С по-бед-дой, Гриша, поздравляю
И с расцар-рапанной щекой!

   Орлов не сердится на него за эту шутку, хотя он уже слышал её раз пятьдесят, да гармонист и не со зла говорит это, а просто потому, что шутить любит.
   – Что, брат! опять Плевна была? – спрашивает Кисляков, останавливаясь на минутку перед сапожником. – Эх ты, Гриня, спела дыня! Шёл бы ты туда, куда всем нам дорога… Клюнули бы мы с тобой.
   – Я скоро, – не поднимая головы, говорит Орлов.
   – Жду и страдаю по тебе…
   Вскоре уходит и Орлов.
   Тогда из подвала, держась за стены, выходит маленькая, полная женщина.
   Голова у неё плотно закутана платком, из отверстия на лице смотрит только один глаз, кусок щеки и лба. Пошатываясь, она идёт через двор и садится на то место, где сидел её муж. Её появление никого не удивляет – к этому привыкли, и все знают, что она просидит тут до той поры, пока Гришка, пьяный и настроенный на покаянный лад, не появится из кабака. Она выходит на двор потому, что в подвале душно, и для того, чтобы свести с лестницы пьяного Гришку. Лестница – полусгнившая и крутая; однажды Гришка упал с неё и вывихнул себе руку, так что недели две не работал, и за это время, чтобы прокормиться, они заложили почти все пожитки.
   С той поры Матрёна и караулила его.
   Иногда кто-нибудь со двора подсаживается к ней, чаще всех Левченко – усатый унтер-офицер, в отставке, рассудительный и степенный хохол с гладко остриженной головой и сизым носом. Он садится и, позёвывая, спрашивает:
   – Снова подрались?
   – А тебе что? – недружелюбно и задорно говорит Матрёна.
   – А ничего! – объясняет хохол, и после этого оба они долго молчат.
   Матрёна тяжело дышит, и в груди у неё что-то хрипит.
   – И чего вы всё воюете? Чего б вам делить? – начинает рассуждать хохол.
   – Наше дело… – кратко говорит Матрёна Орлова.
   – Ваше, это так, – соглашается Левченко, кивая головой.
   – Так чего же ты лезешь ко мне? – резонно заявляет Орлова.

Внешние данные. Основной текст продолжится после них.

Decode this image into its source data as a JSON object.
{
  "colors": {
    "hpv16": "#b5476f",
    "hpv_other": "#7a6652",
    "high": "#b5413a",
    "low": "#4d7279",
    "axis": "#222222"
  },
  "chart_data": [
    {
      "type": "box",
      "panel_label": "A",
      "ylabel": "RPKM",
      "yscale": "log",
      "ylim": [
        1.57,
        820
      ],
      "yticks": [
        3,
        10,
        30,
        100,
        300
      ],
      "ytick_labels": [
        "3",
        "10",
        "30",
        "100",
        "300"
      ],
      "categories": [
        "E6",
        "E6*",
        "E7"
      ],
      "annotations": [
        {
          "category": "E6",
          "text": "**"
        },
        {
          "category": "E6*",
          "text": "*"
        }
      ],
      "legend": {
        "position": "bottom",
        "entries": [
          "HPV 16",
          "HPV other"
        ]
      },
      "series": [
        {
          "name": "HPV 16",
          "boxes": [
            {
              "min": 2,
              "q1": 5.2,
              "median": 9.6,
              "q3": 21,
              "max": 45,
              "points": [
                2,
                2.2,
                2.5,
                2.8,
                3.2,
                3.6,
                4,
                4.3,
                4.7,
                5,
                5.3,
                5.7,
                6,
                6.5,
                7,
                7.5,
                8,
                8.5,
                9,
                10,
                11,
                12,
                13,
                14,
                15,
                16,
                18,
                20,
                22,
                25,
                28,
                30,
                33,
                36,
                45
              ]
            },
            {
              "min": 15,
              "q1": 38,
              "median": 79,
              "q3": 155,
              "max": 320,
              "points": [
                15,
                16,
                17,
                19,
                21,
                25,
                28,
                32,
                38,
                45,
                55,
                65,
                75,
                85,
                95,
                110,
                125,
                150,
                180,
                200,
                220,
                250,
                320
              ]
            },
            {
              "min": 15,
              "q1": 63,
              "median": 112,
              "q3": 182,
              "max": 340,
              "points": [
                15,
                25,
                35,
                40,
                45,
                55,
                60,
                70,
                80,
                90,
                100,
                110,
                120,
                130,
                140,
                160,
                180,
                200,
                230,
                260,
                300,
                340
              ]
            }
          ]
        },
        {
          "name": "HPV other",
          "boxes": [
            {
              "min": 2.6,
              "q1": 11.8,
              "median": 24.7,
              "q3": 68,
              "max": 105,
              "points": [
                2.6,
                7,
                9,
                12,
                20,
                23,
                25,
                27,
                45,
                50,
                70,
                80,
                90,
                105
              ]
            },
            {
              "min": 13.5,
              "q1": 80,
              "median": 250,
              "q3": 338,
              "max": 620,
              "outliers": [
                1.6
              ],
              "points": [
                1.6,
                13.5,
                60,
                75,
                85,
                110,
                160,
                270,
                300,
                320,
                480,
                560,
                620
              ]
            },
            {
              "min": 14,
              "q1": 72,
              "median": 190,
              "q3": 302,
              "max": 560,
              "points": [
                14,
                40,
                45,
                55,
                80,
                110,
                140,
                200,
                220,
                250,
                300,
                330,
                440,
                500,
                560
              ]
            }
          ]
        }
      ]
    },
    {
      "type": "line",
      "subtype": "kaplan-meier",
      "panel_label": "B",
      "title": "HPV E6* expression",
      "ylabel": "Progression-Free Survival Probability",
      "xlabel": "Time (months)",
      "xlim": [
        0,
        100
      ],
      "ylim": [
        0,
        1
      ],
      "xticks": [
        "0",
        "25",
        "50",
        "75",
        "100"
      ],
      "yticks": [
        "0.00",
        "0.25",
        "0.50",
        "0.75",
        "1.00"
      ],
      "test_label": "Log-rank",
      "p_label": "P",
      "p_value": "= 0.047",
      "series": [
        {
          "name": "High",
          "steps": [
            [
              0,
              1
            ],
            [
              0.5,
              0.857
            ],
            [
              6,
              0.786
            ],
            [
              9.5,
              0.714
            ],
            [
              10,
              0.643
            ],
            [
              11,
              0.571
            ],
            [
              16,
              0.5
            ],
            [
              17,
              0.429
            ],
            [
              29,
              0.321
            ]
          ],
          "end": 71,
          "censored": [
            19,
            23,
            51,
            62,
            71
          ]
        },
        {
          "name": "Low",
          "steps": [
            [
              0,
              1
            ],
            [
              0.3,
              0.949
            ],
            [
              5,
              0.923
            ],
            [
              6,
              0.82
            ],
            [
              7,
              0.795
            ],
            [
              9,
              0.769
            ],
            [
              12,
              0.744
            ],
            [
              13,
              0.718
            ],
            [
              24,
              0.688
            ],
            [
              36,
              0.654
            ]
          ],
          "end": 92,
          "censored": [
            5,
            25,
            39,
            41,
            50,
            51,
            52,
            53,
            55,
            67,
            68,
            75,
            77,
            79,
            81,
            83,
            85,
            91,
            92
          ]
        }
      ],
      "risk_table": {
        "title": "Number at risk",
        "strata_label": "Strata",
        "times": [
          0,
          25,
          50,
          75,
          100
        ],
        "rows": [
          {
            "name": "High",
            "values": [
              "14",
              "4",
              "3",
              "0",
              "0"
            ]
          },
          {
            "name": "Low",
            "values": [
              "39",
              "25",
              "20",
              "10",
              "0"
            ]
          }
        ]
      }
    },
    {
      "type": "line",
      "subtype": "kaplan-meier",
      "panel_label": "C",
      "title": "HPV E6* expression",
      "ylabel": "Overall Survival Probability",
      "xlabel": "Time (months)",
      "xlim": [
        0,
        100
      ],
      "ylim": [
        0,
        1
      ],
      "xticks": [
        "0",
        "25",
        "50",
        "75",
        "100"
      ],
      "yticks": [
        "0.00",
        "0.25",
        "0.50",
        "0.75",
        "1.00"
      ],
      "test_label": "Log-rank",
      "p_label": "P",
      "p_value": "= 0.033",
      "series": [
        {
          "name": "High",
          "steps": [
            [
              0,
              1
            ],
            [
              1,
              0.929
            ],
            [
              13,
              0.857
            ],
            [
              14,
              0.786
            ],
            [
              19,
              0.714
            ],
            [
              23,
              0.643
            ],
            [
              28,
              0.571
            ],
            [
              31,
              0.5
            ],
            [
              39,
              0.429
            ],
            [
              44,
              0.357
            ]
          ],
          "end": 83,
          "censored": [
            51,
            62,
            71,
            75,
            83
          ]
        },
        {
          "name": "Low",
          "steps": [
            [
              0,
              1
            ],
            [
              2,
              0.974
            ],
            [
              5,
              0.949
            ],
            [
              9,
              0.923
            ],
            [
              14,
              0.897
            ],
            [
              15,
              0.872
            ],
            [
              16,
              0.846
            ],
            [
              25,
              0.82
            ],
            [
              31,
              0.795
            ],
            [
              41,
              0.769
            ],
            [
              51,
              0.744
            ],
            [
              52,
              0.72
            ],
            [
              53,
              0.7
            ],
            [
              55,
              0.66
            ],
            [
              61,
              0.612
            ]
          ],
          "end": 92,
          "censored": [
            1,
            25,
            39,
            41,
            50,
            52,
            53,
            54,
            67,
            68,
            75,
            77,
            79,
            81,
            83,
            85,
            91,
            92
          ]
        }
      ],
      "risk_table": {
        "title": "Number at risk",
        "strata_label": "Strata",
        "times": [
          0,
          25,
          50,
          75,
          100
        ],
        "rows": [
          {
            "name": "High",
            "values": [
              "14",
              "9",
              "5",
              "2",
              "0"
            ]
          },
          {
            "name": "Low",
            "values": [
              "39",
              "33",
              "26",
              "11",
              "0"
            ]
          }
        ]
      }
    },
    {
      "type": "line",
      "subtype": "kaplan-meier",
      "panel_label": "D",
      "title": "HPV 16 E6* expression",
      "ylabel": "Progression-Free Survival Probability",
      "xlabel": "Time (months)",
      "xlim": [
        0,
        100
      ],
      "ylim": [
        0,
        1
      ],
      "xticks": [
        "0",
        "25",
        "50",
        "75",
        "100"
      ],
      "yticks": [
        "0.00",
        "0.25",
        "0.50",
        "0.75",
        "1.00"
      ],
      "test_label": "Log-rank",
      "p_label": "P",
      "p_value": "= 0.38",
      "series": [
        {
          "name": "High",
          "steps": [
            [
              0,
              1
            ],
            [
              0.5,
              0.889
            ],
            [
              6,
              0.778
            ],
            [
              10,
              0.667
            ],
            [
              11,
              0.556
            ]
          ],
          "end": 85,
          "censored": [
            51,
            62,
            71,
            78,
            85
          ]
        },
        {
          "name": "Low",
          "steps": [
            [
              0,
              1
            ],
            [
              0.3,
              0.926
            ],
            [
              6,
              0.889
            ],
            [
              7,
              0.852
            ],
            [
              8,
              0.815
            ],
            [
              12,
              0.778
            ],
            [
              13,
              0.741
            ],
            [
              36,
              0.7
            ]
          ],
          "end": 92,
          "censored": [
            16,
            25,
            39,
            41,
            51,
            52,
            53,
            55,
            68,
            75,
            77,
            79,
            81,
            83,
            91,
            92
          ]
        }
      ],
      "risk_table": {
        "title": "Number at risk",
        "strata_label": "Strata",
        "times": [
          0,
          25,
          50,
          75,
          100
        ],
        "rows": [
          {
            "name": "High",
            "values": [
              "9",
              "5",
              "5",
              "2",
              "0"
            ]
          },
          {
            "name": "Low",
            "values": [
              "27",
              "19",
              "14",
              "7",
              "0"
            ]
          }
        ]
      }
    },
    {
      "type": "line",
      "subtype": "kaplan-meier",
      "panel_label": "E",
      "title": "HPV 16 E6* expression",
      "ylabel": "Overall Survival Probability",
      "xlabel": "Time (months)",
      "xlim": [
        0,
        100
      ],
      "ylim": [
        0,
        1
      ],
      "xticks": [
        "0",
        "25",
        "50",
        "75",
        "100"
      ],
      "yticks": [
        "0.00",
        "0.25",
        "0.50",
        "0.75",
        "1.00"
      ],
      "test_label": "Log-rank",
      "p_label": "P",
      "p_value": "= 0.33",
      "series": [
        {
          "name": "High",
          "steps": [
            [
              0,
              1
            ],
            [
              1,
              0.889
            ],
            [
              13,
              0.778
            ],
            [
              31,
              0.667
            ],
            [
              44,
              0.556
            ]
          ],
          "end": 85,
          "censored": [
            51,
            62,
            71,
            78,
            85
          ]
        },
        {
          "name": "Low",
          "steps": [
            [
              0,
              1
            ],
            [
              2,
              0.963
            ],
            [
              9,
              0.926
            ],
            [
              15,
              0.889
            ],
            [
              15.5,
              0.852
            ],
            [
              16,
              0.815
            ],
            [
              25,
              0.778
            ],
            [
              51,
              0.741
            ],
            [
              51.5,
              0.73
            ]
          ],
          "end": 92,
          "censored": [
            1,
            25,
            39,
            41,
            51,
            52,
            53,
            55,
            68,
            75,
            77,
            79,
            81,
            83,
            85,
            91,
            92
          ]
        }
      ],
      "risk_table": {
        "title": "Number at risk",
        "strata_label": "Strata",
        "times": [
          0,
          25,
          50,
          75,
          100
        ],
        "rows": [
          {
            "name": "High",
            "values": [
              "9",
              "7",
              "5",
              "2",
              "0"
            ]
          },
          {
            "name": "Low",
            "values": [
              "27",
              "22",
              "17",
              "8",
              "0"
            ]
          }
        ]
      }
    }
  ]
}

   – Фу ты, какая! Слова ей не скажи! Как посмотрю я на вас – пара вы с Гришкой! Батогами бы вас лупить надо каждый день – раз поутру и раз вечером – вот что! Были бы тогда оба не такие ежи…
   И, рассерженный, он уходит прочь от неё, чем она очень довольна: по двору давно уже ходит говор, что хохол недаром к ней ластится, она зла на него, на него и на всех людей, которые суются не в своё дело. А хохол идёт в угол двора прямой солдатской походкой, бодрый и сильный, несмотря на свои сорок лет.
   Вот откуда-то к нему под ноги подвёртывается Чижик.
   – Она тоже, дяденька, редька, Орлиха-то! – вполголоса сообщает он Левченку, подмигивая туда, где сидит Матрёна.
   – Вот я тебе такую пропишу, где нужно, редьку! – усмехаясь в усы, грозит хохол. Он любит бойкого Чижика и внимательно слушает его, зная, что Чижику известны все тайны двора.
   – Около неё не обрыбишься, – не обращая внимания на угрозу, поясняет Чижик. – Максимка-маляр пробовал, дык она его так смазала! Я сам слышал – здорово! Прямо по харе, как по барабану!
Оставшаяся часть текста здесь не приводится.